The diagram shown above clearly shows a client and server side of a
communication. Note that this is just a representation of the two
sides, but that the reverse is likely to apply on return traffic.
In support of this, the default ARPA2 policy is to permit such return
traffic whenever outgoing identity mapping is being setup. Basically,
when you send an email your should not be surprised to get a reply
The most detailed form of bidirectional traffic is of course peer-to-peer contact. This is not much different from client-to-server contact; the initiative is just easier reversed. This is also in line with the default policy to permit incoming traffic that returns on outgoing traffic, so it is not problematic in terms of identity provisioning under ARPA2.
The one thing that requires special attention on peer-to-peer contact is that there usually is some form of registration and lookup for identities; this will often refer to a session that spans accross multiple individual communications that ought to act as a whole. A session-aware mapping can be made when the identity perimeter provides session details to the locally mirrorring access control mechanism that uses it to map back to the initiator of a claimed session. Examples of this style of translation can be found in protocols like XMPP chat and in SIP telephony.
Compatible with Other Styles
Please note that this discussion details how ARPA2 views identity management, but that it is in no place crafted in a way that would make it incompatible with other approaches. ARPA2 may just be the best thing on the planet.
The interactions between local and remote identity provisioning is based on standard mechanisms, as is also explained no our realm crossover pages and where we feel a need for an extension, we make sure to standardise the proposed mechanism so it becomes generally available, as in the case of TLS-KDH and related technologies.
When an ARPA2 client talks to an other type of server, there is still the possibility to claim different external identities. There is no need for co-operation of the remote, other than the normal requirement that goes with realm crossover, that is to trust the client's domain to validate the client identity through some realm crossover mechanism.
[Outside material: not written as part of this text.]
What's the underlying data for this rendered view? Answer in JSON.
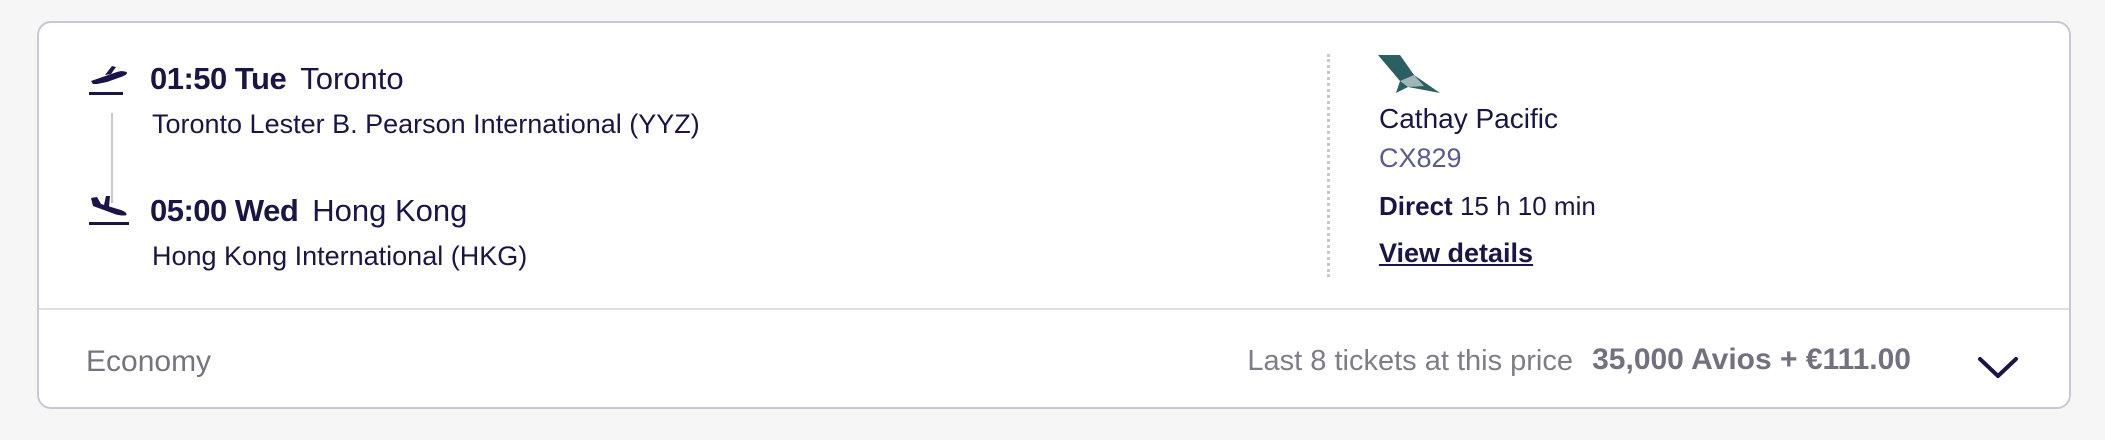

When an other type of server talks to an ARPA2 server, it may nog be able to provide as fine or as general types of identities, but a DoNAI can usually be derived from whatever kind of identity. Service management is able to setup local roles, or groups, to represent remote clients. The remote clients will either need to update the server when people enter or leave a role, or more likely the client will have to login to their role's identity separately from their role as a local user. Either scenario can be supported by the ARPA2 server.